Wills, Powers of Attorney, and Trusts
Our lawyers draft wills, powers of attorney and trusts for people of all ages over the age of 18 with situations that range from the most straightforward to those with complexities such as blended families, disabled beneficiaries, corporate assets, and more.
It is important for all people over the age of 18 with the requisite mental capacity to make a will and powers of attorney. Why is this so important? So long as you have the mental capacity to do so, you should have a say in what happens to your assets, your real property, your savings, your sentimental personal effects, your business you have worked so hard to build. You should be able to state your wishes regarding who takes care of your minor children if something happens to you, who administers your estate, who manages your money and makes your personal care decisions if you become incapable of doing so. And you should be able to express your wishes about where you want to live, and whether you want life-sustaining treatment in certain situations or not.
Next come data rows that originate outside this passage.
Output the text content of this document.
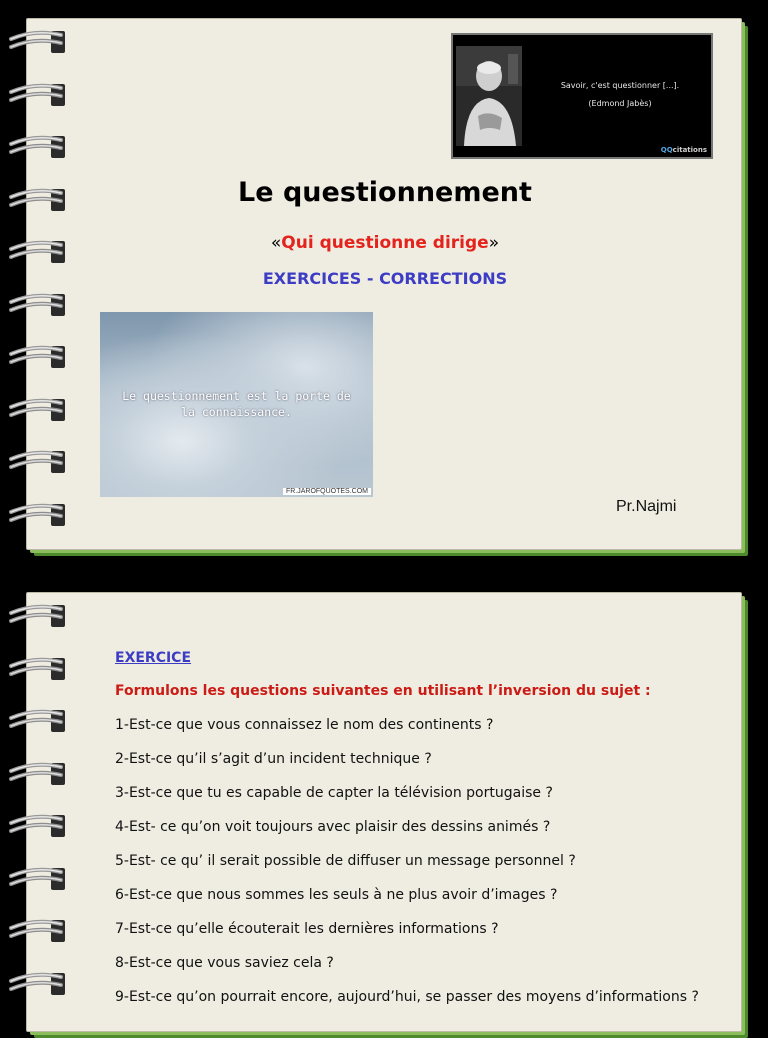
Savoir, c'est questionner [...].
(Edmond Jabès)
QQcitations
Le questionnement
«Qui questionne dirige»
EXERCICES - CORRECTIONS
Le questionnement est la porte de
la connaissance.
FR.JAROFQUOTES.COM
Pr.Najmi
EXERCICE
Formulons les questions suivantes en utilisant l’inversion du sujet :
1-Est-ce que vous connaissez le nom des continents ?
2-Est-ce qu’il s’agit d’un incident technique ?
3-Est-ce que tu es capable de capter la télévision portugaise ?
4-Est- ce qu’on voit toujours avec plaisir des dessins animés ?
5-Est- ce qu’ il serait possible de diffuser un message personnel ?
6-Est-ce que nous sommes les seuls à ne plus avoir d’images ?
7-Est-ce qu’elle écouterait les dernières informations ?
8-Est-ce que vous saviez cela ?
9-Est-ce qu’on pourrait encore, aujourd’hui, se passer des moyens d’informations ?
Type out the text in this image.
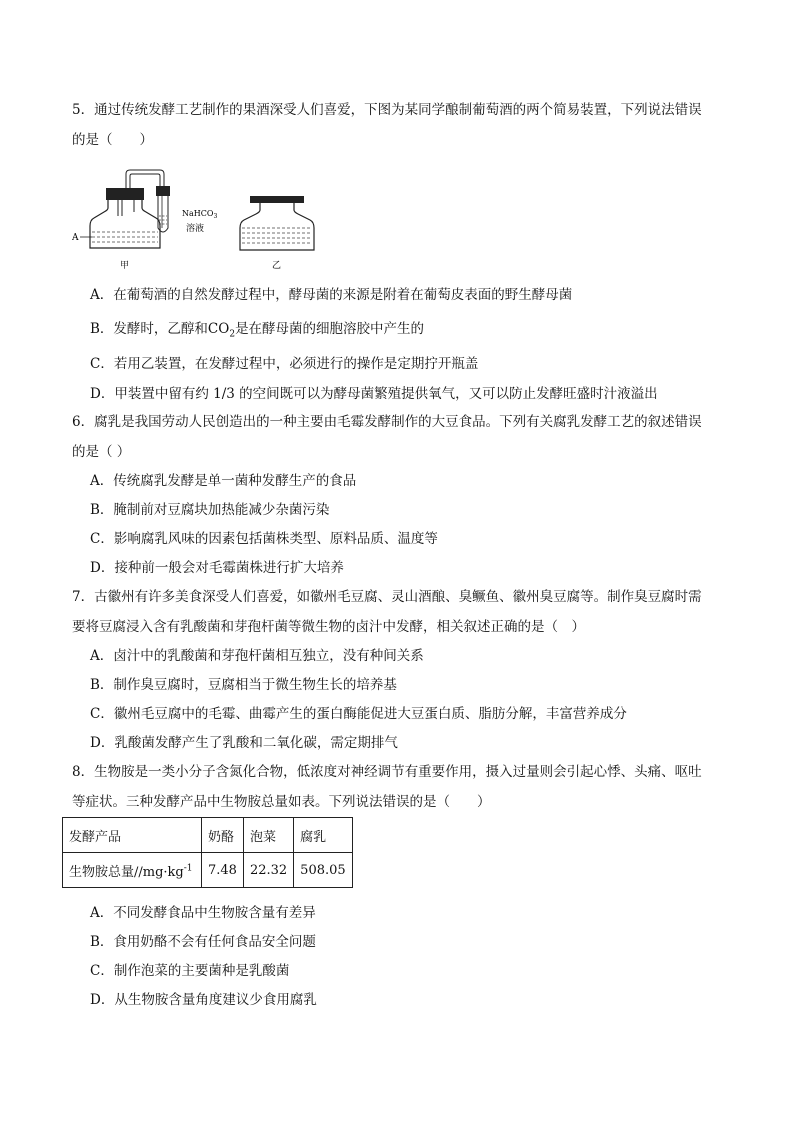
5．通过传统发酵工艺制作的果酒深受人们喜爱，下图为某同学酿制葡萄酒的两个简易装置，下列说法错误
的是（　　）
A
NaHCO$_3$
溶液
甲	乙
A．在葡萄酒的自然发酵过程中，酵母菌的来源是附着在葡萄皮表面的野生酵母菌
B．发酵时，乙醇和$CO_2$是在酵母菌的细胞溶胶中产生的
C．若用乙装置，在发酵过程中，必须进行的操作是定期拧开瓶盖
D．甲装置中留有约 1/3 的空间既可以为酵母菌繁殖提供氧气，又可以防止发酵旺盛时汁液溢出
6．腐乳是我国劳动人民创造出的一种主要由毛霉发酵制作的大豆食品。下列有关腐乳发酵工艺的叙述错误
的是（ ）
A．传统腐乳发酵是单一菌种发酵生产的食品
B．腌制前对豆腐块加热能减少杂菌污染
C．影响腐乳风味的因素包括菌株类型、原料品质、温度等
D．接种前一般会对毛霉菌株进行扩大培养
7．古徽州有许多美食深受人们喜爱，如徽州毛豆腐、灵山酒酿、臭鳜鱼、徽州臭豆腐等。制作臭豆腐时需
要将豆腐浸入含有乳酸菌和芽孢杆菌等微生物的卤汁中发酵，相关叙述正确的是（　）
A．卤汁中的乳酸菌和芽孢杆菌相互独立，没有种间关系
B．制作臭豆腐时，豆腐相当于微生物生长的培养基
C．徽州毛豆腐中的毛霉、曲霉产生的蛋白酶能促进大豆蛋白质、脂肪分解，丰富营养成分
D．乳酸菌发酵产生了乳酸和二氧化碳，需定期排气
8．生物胺是一类小分子含氮化合物，低浓度对神经调节有重要作用，摄入过量则会引起心悸、头痛、呕吐
等症状。三种发酵产品中生物胺总量如表。下列说法错误的是（　　）
发酵产品	奶酪	泡菜	腐乳
生物胺总量$//mg\cdot kg^{-1}$	7.48	22.32	508.05
A．不同发酵食品中生物胺含量有差异
B．食用奶酪不会有任何食品安全问题
C．制作泡菜的主要菌种是乳酸菌
D．从生物胺含量角度建议少食用腐乳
In addition to all of these reasons, making a will and powers of attorney alleviates a huge burden from your loved ones by removing the guess work for them regarding your wishes and by simplifying the estate administration process during a time when they are already under stress because of your incapacity or grieving because of your death.
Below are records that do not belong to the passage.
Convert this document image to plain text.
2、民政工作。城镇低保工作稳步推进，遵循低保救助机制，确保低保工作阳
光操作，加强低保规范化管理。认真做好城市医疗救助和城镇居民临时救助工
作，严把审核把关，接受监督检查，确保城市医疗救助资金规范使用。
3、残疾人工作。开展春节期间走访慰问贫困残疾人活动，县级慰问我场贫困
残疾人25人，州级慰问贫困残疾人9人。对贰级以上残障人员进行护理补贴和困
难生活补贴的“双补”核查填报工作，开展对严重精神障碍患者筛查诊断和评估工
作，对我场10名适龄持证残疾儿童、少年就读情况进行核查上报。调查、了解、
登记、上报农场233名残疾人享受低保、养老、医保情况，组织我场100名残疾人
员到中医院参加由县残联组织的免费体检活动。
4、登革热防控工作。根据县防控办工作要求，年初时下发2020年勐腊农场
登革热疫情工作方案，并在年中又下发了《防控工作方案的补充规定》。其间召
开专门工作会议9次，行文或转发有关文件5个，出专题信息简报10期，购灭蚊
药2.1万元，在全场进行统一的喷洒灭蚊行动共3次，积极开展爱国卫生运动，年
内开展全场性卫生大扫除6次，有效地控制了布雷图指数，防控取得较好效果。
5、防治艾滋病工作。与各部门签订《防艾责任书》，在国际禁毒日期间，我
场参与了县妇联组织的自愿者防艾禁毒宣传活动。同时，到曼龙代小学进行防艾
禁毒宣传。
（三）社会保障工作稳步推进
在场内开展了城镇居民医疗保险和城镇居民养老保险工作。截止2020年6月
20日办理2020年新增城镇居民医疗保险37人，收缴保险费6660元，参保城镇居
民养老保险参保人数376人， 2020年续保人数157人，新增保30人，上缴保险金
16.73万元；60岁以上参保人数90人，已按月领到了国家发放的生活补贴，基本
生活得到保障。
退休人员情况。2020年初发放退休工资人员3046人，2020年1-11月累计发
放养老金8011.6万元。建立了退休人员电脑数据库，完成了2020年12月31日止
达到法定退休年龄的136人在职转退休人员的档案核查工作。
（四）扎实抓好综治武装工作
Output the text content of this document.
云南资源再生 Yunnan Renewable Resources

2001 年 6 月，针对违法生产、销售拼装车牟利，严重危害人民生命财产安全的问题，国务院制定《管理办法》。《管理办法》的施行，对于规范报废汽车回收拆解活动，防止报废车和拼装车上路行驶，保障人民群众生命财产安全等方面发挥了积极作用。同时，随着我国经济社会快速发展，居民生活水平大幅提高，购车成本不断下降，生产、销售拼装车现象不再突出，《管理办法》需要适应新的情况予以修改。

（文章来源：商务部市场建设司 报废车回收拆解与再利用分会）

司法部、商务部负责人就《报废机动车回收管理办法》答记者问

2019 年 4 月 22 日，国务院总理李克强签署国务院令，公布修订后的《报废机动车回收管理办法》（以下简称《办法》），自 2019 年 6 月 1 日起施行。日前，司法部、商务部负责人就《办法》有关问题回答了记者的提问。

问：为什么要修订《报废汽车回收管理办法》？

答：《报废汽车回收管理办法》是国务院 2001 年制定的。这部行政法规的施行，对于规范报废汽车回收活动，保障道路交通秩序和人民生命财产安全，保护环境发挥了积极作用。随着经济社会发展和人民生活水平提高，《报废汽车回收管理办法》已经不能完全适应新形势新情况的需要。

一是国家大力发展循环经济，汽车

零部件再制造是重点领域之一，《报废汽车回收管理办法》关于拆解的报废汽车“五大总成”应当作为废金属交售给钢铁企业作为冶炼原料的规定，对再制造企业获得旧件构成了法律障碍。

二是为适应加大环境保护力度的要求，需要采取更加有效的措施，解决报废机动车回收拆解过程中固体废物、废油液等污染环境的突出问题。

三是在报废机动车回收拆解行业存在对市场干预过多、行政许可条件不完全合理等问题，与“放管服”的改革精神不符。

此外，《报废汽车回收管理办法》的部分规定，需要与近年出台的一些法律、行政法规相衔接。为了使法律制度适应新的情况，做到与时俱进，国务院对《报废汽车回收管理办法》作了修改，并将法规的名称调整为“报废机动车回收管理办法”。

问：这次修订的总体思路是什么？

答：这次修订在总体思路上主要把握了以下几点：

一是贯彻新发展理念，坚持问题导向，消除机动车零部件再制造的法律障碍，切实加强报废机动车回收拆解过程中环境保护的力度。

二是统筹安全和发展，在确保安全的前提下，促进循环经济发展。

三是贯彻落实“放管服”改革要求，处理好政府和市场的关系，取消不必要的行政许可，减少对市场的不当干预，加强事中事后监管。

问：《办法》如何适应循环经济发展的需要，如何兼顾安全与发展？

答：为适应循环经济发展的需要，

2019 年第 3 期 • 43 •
If it is so important to make wills and powers of attorney, then why have such a large percentage of Canadian adults not made them? We have heard a variety of reasons for this:
- “I don’t have time to make a will and powers of attorney” – No matter how much time it takes you to gather your information together and come in to see us to do your will and power of attorney planning, it will most certainly take your loved ones much longer to gather all of your information together and make your decisions or administer your estate for you if you have not organized this yourself. You may not have the time to do this work now, but is it fair to leave a mess behind for your loved ones when they will already be dealing with your incapacity or grieving your death?
- “I don’t need to make a will or powers of attorney because I am married. Can’t my spouse make my decisions for me if I am incapable and doesn’t everything just go to my spouse after I die?” – The short answer, to many people’s surprise, is no, not necessarily.
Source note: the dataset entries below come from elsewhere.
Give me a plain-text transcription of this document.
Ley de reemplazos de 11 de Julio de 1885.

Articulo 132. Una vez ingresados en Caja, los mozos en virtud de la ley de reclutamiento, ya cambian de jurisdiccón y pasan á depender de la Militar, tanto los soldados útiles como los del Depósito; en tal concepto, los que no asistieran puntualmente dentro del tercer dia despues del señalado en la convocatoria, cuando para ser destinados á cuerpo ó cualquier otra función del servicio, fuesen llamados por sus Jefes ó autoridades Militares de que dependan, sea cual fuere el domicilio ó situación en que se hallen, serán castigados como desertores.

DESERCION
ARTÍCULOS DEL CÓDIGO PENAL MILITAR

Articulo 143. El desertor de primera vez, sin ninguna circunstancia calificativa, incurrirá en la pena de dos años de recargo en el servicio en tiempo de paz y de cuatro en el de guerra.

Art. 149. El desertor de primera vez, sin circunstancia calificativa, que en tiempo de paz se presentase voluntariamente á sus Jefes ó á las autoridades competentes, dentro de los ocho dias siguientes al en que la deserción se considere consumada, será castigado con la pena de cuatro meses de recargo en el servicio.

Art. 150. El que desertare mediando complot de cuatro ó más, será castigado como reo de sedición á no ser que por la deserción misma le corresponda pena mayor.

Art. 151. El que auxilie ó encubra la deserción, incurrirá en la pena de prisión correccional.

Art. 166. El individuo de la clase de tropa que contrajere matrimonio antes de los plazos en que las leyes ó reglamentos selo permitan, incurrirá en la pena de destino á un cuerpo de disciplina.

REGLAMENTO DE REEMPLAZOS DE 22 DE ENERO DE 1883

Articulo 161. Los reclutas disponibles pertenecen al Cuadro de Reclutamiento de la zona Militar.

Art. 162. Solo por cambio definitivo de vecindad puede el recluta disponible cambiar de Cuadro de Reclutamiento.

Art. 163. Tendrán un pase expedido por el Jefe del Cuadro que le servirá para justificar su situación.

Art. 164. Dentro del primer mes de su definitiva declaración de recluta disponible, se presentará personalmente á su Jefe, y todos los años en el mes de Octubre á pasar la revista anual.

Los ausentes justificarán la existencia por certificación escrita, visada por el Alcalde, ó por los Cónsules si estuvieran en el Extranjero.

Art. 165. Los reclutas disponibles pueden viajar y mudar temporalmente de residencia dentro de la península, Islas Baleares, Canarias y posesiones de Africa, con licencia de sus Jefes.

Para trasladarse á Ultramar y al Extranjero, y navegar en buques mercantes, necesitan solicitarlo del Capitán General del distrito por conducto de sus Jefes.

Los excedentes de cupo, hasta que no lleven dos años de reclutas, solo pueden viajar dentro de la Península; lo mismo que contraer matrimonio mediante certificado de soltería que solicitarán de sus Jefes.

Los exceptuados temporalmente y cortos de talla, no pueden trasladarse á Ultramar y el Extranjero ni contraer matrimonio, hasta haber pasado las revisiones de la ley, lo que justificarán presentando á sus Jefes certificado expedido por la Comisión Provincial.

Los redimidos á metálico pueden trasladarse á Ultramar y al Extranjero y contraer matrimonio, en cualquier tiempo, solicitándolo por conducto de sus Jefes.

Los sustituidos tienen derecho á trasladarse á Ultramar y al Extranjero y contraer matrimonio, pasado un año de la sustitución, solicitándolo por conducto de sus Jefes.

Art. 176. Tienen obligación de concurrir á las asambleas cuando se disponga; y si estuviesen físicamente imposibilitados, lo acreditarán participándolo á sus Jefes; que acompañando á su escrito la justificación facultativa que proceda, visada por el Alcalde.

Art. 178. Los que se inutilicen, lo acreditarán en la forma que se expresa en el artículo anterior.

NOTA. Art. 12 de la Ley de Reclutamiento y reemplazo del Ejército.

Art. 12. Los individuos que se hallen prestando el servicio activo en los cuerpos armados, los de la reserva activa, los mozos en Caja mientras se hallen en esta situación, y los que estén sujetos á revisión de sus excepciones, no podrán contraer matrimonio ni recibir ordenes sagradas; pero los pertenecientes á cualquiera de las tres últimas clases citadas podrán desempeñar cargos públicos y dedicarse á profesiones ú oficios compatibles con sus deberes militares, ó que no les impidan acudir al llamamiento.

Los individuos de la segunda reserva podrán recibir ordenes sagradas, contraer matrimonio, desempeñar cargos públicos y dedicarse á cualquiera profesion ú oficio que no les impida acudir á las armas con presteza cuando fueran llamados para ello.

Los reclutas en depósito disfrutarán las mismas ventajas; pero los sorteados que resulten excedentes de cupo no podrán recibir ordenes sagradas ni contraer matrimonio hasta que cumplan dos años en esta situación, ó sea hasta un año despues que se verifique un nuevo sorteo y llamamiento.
- “I don’t want to spend the money on making a will and powers of attorney with a lawyer” – Trust us, not making a will and powers of attorney is much more expensive than making them. Because we do guardianship applications and estate administration at our firm, we have seen countless families having to spend tens of thousands of dollars, sometimes hundreds of thousands of dollars, in cases where their loved one did not make a will and powers of attorney resulting in costly court applications.